After the coffee shop experience, Fairey became much more confident in cold emailing and shifted his outreach funding strategy.
“I think that a lot of people often make the mistake of targeting people by title or demographic,” he said. “People rightly say, ‘I want to speak to Angel Investors and VCs.’ It makes sense, as they are clearly active – but the problem is the noise.”
Fairey ran an experiment and added “Early Stage Investor and Angel” to his LinkedIn profile and received over 700 connection requests in under a month. “It’s almost impossible to stand out in a crowd that size,” he noted.
So instead, he focused on psychographics. “I wanted to find people who had the same competitive mindset as our customers – I wanted to find people like me,” said Fairey. “So, I contacted people who had sales careers, athletes, and recently promoted partners at law firms. Usually, these people aren’t getting contacted, so you’ll resonate with them, and they will almost certainly have the available capital for early investment.”
After changing his approach, he managed to raise $500,000 in money from cold emails alone. Now, Fairey has three golden formatting rules for sending cold emails that every entrepreneur should use:
- Gain Interest: “You need to get them interested enough to speak to you. If you can get them intrigued and excited, they’ll want to hear more.”
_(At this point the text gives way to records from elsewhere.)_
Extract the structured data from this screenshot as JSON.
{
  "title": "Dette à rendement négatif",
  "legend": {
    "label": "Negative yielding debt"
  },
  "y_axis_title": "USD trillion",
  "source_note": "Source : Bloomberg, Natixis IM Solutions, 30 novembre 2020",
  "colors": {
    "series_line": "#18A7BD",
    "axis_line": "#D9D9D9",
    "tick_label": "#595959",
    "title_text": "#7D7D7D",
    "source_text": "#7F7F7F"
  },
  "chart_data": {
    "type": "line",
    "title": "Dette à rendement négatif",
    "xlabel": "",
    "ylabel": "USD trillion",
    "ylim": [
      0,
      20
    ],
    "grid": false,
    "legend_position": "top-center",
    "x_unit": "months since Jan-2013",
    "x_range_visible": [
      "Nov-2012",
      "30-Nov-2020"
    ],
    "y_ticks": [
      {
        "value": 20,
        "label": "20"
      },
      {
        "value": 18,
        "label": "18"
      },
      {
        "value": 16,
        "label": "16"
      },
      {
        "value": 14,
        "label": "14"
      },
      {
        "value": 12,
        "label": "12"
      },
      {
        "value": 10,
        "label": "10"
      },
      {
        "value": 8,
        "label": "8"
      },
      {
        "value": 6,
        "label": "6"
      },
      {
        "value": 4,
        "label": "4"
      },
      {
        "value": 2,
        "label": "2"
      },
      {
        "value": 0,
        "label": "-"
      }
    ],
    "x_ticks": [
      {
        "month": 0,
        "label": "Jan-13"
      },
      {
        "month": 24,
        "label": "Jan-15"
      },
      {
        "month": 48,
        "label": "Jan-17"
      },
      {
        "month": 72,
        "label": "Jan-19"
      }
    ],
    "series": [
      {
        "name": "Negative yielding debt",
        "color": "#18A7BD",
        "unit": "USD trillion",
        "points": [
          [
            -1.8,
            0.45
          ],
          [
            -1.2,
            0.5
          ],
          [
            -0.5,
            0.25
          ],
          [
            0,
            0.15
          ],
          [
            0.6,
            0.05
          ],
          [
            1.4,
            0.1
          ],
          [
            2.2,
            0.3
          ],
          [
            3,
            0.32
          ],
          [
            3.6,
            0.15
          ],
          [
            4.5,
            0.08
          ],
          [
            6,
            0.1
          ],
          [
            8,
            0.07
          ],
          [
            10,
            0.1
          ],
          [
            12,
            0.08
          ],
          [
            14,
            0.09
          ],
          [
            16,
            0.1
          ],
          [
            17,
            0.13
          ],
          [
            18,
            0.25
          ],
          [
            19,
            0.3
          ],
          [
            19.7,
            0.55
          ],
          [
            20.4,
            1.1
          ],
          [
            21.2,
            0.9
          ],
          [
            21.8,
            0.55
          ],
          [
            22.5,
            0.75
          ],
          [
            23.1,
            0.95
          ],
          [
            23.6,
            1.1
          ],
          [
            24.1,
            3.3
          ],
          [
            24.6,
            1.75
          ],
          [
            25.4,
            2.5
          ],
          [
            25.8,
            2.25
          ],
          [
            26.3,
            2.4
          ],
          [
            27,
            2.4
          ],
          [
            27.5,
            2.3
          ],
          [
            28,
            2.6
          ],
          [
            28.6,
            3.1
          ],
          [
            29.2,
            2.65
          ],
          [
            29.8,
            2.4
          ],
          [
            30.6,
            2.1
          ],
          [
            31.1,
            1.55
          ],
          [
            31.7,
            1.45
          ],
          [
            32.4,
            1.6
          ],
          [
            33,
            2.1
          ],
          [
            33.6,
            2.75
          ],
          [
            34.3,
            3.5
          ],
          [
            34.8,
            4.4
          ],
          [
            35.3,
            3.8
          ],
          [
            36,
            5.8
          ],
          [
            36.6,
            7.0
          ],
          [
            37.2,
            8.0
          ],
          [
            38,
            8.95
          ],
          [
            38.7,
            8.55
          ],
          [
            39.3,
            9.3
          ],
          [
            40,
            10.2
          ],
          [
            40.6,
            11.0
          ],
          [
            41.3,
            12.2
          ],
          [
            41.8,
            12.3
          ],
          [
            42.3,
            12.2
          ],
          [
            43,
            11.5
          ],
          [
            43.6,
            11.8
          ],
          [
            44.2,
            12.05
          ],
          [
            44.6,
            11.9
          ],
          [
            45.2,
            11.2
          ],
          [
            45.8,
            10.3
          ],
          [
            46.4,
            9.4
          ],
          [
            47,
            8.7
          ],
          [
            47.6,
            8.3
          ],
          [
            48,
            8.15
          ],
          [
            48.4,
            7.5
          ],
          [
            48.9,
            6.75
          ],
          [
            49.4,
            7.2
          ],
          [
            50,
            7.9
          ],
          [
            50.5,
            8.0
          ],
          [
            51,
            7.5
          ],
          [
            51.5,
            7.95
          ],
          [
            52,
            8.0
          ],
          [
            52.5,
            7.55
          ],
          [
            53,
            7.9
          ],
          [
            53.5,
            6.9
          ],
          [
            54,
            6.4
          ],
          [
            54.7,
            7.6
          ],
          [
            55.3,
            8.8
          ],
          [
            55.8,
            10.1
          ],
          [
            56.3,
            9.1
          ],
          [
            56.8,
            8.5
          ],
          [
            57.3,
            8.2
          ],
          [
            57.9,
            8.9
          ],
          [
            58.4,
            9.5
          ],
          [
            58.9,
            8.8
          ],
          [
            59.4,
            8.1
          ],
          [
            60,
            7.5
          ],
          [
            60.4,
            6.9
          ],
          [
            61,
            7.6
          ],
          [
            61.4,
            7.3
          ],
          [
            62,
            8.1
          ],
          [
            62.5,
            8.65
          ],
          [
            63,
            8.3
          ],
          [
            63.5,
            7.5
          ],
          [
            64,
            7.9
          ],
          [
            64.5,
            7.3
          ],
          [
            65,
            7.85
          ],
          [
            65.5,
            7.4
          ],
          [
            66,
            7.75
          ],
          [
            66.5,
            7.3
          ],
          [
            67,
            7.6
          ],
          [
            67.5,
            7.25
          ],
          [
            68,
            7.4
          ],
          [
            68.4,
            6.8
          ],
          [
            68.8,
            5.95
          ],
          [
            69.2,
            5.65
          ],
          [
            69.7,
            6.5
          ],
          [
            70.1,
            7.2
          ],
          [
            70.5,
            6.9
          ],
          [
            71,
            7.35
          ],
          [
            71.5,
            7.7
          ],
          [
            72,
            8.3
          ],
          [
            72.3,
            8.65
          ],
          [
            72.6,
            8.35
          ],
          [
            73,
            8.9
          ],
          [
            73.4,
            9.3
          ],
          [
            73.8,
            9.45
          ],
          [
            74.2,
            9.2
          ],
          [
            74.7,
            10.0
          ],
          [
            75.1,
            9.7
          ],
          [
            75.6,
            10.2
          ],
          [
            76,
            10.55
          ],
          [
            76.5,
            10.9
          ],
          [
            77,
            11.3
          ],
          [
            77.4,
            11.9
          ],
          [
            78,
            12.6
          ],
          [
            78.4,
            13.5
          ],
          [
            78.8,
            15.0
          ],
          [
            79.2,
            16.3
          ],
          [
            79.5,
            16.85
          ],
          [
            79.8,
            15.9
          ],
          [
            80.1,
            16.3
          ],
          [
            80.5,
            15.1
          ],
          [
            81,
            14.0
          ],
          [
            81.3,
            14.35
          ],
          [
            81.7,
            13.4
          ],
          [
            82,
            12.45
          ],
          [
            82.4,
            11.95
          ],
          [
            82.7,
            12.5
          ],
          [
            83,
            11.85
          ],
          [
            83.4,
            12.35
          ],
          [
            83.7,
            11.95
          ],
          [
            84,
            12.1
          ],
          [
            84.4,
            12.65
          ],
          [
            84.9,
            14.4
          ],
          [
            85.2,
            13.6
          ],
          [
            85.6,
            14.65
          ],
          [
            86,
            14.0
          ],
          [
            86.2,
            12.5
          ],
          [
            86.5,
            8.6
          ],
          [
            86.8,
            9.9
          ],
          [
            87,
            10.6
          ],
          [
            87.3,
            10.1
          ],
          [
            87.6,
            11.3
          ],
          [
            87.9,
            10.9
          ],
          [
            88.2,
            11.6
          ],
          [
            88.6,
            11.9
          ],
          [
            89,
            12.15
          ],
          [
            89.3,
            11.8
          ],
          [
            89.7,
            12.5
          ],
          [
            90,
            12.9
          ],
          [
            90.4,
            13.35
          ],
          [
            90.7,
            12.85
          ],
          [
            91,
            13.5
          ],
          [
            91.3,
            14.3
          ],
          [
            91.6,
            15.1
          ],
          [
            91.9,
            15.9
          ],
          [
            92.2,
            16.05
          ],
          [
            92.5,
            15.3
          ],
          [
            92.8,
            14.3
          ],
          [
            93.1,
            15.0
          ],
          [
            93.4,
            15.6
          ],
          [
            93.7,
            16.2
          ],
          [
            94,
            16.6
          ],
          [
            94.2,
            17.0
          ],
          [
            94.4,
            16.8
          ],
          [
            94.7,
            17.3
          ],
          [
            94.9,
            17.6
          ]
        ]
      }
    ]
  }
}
- Establish Credibility: “If you don’t come across as credible, they won’t trust you, and they just won’t talk to you. Be sure to showcase any compelling stats, relevant experience, and evidence of your capability.”
- Ask For a Call: “Always ask for something small. Never ask for investment in the email. Just ask for a call.”
He concluded, “Ask your investors what made them invest. Then, you can use this information to optimize your pitch for the next one. They give you such valuable insights – in my experience, they rarely say what you expect them to.”